Intentionality as a Biological Concept

Meaning is sometimes equated with intentionality. The philosophical concept of intentionality is attributed to Franz Brentano (1838-1927), whose lectures Freud attended when he was a medical student in 1874. Whether Freud was influenced by Brentano is not at all clear (Jones 1953). Inten-tionality refers to directing the mind toward an object. Brentano believed that what defines mental states is their intentionality, that is to say, that mental states invariably are about something. Brentano also included within the concept of intentionality, the mental "inexistence" of an object, so intentionality includes the imagination. This conception invites the recognition that intentionality must also encompass the unconscious mind's relation to the world. However, the term intentionality usually refers, in philosophical discourse, to the conscious mind's relation to the world. It is in this sense that, following Brentano, the philosopher John Searle (1983) defines intentionality as "directedness or aboutness," a "mind-to-world direction of fit." Searle concludes, as I too do, that "intentional states are realized in the neurophysiology of the brain."

A first step toward a biology of meaning requires a broadening of the concept of intentionality. If intentionality is to be brought into a biological context, the direction of fit between brain/minds and the world cannot remain at the descriptive level of "aboutness." Aboutness is unidirectional. If the philosopher's definition of intentionality is to be converted into a biological intentionality, we must posit a more complex relationship between the mind/brain and its environment. Such a relationship between the organism in the environment was described by the geneticist Richard Lewontin. He said, "The external forces, what we usually think of as 'environment,' are themselves partly a consequence of the activities of the organism itself as it produces and consumes the conditions of its own existence. Organisms do not find the world in which they develop. They make it" (1991, p. 105). The neurobiologist Walter Freeman

(1995, 1999b) proposed a more truly biological concept of intentionality as an interactive, ecological concept. Freeman proposed that "meanings arise as a brain creates intentional behaviors and then changes itself in accordance with the sensory consequences of those behaviors." To avoid the errors implicit in Descartes' concept of mental representation, Freeman embraced the idea of intentionality as described by Thomas Aquinas in 1272. Thomas Aquinas defined inten-tionality as the process by which humans and other animals act in accordance with their own growth and maturation. An "intent" is the directing of action toward some future goal that is defined and chosen by the actor. Intentionality, as redefined in this pre-Cartesian manner, is quite different from the term as used by Brentano and other philosophers such as Searle (1983). Intentionality as redefined here is not about "aboutness." Meaning is achieved through action in the world, and in turn, the self is altered by that action. Freeman's redefinition of intentionality, therefore, also includes the idea of assimilation—the self changes itself as a result of what it has encountered as a consequence of its actions. Aquinas' definition of intentionality includes the imagination, as intentionality refers to actions at a future time. Although Thomas Aquinas describes intentionality as directing action toward some future goal defined and chosen by the actor, it should also be understood that intentionality is fundamentally an unconscious process, that the self is not necessarily a conscious agent. (I will discuss the self and intentionality in greater detail in chapter 5.) Intentionality so redefined also includes the idea of mental construction by means of selection that is based on forming hypotheses and testing the environment, in contrast to a mental construction that is based on the representation of information. This is a point of view that is consistent with the pragmatic philosophy of William James and John Dewey, as well as the ecological approach to perception proposed by Piaget (1954), James Gibson (1986), and Andy Clark (1997). "Inten-tionality differs from a 'motive,' which is the reason and explanation of the action, and from a 'desire,' which is the awareness and experience stemming from the intent" (Freeman 1999b). This definition is fully in accord with Vico's understanding that "meaning is embodied in our total affective interest in the world."

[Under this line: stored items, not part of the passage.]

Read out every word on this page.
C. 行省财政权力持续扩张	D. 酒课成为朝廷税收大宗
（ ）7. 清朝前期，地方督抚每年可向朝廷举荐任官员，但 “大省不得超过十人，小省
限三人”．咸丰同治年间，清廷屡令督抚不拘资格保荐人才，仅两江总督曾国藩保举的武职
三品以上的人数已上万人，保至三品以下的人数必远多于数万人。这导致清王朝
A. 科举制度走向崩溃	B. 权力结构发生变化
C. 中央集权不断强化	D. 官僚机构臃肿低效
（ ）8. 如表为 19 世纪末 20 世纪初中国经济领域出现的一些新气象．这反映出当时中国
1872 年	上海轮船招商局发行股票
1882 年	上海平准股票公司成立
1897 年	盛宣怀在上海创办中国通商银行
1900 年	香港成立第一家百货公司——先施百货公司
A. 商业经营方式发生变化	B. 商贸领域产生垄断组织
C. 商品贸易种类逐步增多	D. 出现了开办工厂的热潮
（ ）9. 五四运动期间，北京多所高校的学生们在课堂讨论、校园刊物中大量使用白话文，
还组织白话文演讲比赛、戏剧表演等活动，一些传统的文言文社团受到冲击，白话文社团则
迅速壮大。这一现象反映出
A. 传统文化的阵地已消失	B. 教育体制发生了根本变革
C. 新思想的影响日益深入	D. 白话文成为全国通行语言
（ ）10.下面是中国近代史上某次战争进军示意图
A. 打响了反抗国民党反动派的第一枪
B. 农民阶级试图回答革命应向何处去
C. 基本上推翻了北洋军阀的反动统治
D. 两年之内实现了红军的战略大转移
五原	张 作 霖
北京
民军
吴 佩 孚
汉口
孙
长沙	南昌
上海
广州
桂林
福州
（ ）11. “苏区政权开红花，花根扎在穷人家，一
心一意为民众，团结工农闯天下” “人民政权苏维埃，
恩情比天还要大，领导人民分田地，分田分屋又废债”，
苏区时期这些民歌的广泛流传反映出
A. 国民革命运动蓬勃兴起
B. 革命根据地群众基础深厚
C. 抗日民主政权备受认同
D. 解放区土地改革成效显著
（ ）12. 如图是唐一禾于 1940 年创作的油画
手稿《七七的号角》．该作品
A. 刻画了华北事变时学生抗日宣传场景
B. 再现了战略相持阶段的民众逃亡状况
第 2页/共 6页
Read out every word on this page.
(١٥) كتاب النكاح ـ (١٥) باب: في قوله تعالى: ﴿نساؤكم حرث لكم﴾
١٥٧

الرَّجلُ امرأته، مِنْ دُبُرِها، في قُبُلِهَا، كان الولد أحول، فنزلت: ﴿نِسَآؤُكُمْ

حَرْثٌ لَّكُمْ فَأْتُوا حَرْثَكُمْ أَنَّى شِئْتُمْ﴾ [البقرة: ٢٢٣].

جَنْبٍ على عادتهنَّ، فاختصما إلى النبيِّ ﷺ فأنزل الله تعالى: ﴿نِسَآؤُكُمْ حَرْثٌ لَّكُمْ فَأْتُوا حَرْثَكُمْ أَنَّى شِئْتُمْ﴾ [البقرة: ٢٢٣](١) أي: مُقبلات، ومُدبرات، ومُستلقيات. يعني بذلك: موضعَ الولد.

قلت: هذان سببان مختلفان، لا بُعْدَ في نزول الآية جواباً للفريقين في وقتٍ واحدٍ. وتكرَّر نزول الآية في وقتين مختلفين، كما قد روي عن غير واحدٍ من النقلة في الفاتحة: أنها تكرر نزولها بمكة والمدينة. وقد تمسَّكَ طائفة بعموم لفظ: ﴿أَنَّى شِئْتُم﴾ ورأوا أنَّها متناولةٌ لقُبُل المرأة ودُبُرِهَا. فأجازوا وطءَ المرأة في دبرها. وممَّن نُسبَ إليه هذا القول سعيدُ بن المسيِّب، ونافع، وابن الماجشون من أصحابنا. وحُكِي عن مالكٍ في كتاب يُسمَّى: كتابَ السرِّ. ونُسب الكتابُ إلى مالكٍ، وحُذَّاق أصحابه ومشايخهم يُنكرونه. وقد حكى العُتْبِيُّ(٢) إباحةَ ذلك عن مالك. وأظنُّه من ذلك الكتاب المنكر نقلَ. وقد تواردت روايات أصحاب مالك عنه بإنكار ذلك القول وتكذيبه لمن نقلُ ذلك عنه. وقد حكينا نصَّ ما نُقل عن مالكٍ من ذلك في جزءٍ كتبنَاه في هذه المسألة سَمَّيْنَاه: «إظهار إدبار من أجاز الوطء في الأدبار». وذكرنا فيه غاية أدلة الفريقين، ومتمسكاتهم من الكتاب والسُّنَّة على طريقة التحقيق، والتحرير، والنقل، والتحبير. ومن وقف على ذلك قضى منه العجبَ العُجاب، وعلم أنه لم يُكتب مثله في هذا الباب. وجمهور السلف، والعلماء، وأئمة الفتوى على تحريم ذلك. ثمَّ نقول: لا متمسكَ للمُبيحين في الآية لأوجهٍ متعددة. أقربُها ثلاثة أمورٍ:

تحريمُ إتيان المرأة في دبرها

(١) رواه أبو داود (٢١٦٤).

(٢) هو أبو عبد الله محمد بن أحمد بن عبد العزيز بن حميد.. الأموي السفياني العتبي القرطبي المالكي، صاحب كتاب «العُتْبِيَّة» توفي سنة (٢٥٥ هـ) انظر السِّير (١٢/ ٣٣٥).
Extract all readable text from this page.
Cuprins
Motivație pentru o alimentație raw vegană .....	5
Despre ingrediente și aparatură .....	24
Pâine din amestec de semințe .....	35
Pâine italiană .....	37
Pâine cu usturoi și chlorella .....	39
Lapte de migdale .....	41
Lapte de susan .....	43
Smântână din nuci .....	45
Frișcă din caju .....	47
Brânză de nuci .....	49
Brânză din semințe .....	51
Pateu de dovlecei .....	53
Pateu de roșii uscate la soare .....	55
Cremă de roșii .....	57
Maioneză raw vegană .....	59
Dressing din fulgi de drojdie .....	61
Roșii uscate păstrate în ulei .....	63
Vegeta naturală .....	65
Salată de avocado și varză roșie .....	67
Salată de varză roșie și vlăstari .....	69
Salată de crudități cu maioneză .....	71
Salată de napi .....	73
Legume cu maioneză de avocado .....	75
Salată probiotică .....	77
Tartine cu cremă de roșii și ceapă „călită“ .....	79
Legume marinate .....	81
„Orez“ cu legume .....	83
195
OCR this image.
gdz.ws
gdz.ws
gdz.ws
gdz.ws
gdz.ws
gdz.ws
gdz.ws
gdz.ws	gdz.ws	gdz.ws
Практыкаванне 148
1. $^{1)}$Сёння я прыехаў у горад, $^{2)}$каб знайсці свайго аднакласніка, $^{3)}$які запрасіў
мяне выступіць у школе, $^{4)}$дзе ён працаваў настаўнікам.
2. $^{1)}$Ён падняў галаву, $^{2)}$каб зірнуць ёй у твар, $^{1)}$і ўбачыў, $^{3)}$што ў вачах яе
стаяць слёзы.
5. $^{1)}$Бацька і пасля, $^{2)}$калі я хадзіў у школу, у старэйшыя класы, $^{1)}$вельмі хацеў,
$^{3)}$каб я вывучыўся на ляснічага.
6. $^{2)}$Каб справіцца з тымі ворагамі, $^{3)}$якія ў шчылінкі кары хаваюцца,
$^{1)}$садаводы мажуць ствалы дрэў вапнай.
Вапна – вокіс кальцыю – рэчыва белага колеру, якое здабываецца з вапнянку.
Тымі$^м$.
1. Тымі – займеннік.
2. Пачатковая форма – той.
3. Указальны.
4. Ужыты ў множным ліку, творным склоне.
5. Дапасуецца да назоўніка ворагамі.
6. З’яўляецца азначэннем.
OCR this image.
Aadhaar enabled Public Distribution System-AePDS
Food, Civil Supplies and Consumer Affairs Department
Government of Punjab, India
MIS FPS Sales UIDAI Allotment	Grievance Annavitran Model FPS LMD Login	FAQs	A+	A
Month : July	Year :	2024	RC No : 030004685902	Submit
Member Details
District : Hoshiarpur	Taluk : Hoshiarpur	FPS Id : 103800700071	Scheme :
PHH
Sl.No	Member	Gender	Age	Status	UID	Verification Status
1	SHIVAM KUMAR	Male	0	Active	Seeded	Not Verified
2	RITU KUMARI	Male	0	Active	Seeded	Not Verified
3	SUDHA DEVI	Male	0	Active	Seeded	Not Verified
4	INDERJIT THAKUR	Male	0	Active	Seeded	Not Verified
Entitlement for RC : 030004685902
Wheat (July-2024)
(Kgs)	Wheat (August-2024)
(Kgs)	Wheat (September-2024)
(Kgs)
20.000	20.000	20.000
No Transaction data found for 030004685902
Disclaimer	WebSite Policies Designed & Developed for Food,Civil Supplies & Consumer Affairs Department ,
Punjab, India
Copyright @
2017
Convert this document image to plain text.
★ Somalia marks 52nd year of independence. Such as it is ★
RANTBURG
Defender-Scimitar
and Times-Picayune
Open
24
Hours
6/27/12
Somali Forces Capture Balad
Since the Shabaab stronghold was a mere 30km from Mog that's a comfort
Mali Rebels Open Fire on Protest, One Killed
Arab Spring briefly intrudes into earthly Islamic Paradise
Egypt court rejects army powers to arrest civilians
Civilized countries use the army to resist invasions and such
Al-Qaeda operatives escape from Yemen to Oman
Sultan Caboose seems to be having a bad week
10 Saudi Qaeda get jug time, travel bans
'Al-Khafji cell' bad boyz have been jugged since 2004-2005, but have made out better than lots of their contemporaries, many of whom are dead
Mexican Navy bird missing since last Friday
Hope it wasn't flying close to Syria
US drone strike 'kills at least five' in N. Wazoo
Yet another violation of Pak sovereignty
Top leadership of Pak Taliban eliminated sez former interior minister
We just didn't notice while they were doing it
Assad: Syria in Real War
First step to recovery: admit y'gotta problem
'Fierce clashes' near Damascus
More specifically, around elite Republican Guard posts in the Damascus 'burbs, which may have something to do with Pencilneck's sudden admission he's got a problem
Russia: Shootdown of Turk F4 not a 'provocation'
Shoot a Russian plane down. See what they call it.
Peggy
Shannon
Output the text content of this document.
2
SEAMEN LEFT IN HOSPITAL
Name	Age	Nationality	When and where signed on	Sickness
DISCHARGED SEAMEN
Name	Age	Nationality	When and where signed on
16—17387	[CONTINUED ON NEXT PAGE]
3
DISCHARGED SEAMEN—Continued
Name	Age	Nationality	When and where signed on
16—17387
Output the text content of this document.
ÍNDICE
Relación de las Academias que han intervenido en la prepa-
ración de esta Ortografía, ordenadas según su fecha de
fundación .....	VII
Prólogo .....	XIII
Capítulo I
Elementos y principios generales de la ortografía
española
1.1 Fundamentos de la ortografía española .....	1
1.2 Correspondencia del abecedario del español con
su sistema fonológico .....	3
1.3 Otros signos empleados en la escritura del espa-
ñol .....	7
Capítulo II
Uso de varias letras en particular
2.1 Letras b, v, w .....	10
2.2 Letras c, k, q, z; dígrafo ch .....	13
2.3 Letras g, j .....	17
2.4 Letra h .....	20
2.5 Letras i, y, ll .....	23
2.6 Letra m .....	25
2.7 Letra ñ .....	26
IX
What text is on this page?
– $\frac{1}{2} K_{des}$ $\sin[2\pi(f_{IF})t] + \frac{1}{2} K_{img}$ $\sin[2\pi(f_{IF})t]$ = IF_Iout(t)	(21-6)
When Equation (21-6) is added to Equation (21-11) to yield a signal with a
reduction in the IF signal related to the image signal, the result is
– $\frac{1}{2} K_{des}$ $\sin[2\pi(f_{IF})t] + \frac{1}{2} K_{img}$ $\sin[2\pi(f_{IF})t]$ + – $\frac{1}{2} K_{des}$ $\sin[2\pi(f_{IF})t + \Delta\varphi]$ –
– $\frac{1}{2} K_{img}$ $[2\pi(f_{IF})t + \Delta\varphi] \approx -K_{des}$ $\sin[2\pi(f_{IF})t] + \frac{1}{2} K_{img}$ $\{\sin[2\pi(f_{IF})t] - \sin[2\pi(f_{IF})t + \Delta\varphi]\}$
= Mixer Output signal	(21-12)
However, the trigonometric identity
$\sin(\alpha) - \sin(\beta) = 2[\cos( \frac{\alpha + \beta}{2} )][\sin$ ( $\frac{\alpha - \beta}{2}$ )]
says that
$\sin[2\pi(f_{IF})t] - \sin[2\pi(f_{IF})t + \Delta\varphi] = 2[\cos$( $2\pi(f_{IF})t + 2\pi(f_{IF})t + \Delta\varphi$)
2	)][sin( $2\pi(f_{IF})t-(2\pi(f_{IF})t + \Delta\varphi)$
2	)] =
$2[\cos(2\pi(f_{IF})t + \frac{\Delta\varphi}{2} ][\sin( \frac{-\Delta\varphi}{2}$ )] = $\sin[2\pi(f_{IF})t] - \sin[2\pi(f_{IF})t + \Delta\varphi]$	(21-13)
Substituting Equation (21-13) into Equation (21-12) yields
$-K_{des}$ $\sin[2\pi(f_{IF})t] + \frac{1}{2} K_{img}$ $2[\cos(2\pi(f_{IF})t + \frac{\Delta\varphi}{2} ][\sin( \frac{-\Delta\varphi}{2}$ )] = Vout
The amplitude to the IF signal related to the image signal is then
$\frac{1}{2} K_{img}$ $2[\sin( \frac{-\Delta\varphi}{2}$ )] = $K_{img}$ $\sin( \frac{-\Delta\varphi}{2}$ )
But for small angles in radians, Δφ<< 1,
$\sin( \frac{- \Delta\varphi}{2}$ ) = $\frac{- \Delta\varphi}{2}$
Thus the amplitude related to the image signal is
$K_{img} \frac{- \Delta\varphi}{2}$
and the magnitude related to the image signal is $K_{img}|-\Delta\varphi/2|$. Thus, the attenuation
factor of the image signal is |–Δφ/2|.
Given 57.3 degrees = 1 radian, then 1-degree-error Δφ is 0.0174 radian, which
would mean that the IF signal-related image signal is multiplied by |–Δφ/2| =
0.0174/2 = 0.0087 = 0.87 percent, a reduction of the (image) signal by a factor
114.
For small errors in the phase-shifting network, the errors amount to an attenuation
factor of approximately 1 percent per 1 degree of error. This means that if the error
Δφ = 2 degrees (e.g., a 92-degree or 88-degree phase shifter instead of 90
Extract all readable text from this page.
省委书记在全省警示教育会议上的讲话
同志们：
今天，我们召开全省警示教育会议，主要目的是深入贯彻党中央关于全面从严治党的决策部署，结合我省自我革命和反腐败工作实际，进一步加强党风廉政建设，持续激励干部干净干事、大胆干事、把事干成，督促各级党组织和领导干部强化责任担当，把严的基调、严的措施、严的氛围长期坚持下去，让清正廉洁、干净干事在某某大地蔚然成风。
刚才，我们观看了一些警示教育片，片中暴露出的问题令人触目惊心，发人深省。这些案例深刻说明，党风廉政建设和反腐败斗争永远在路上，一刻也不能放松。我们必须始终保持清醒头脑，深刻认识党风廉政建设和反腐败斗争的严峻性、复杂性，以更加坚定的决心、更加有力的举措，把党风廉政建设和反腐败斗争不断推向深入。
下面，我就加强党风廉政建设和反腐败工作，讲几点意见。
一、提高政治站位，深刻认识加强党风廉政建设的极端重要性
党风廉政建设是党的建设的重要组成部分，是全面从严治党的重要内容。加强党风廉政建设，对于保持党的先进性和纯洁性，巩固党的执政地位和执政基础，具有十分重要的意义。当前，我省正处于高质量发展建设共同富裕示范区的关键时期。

The philosopher Merleau-Ponty's formulation of "the intentional arc" (1962), which "projects around about us our past, our future, our human setting," resulting in "maximum grip," is also fully consistent with Aquinas' concept of intentionality. Freeman believes that the intentional arc names the tight connection between the agent and the world, that as the agent acquires skills, those skills are "stored," not as representations in the mind, but as dispositions to respond to the solicitations of situations in the world. Freeman not only affirms the existence of a biology of meaning but also recognizes that mappings between the mind and the world are intersubjective. Further, Freeman observed in his research on the reaction of rabbits' brains to odors (which will be described in chapter 5) that there was no invariance between the environmental stimuli and the response in the rabbit's brain. The rabbit's brain does not respond to a symbolically coded message; instead, the individual rabbit uniquely determined the "meaning" of the stimuli. Freeman concluded that "the bulbar patterns [in the rabbits' brains] were signs of the meaning of the stimuli for the subjects, not of the stimuli as we observers knew them" (1993). Not only was there a failure to observe invariance between the stimulus and the individual rabbit's response, but the response of each individual rabbit was different from the others.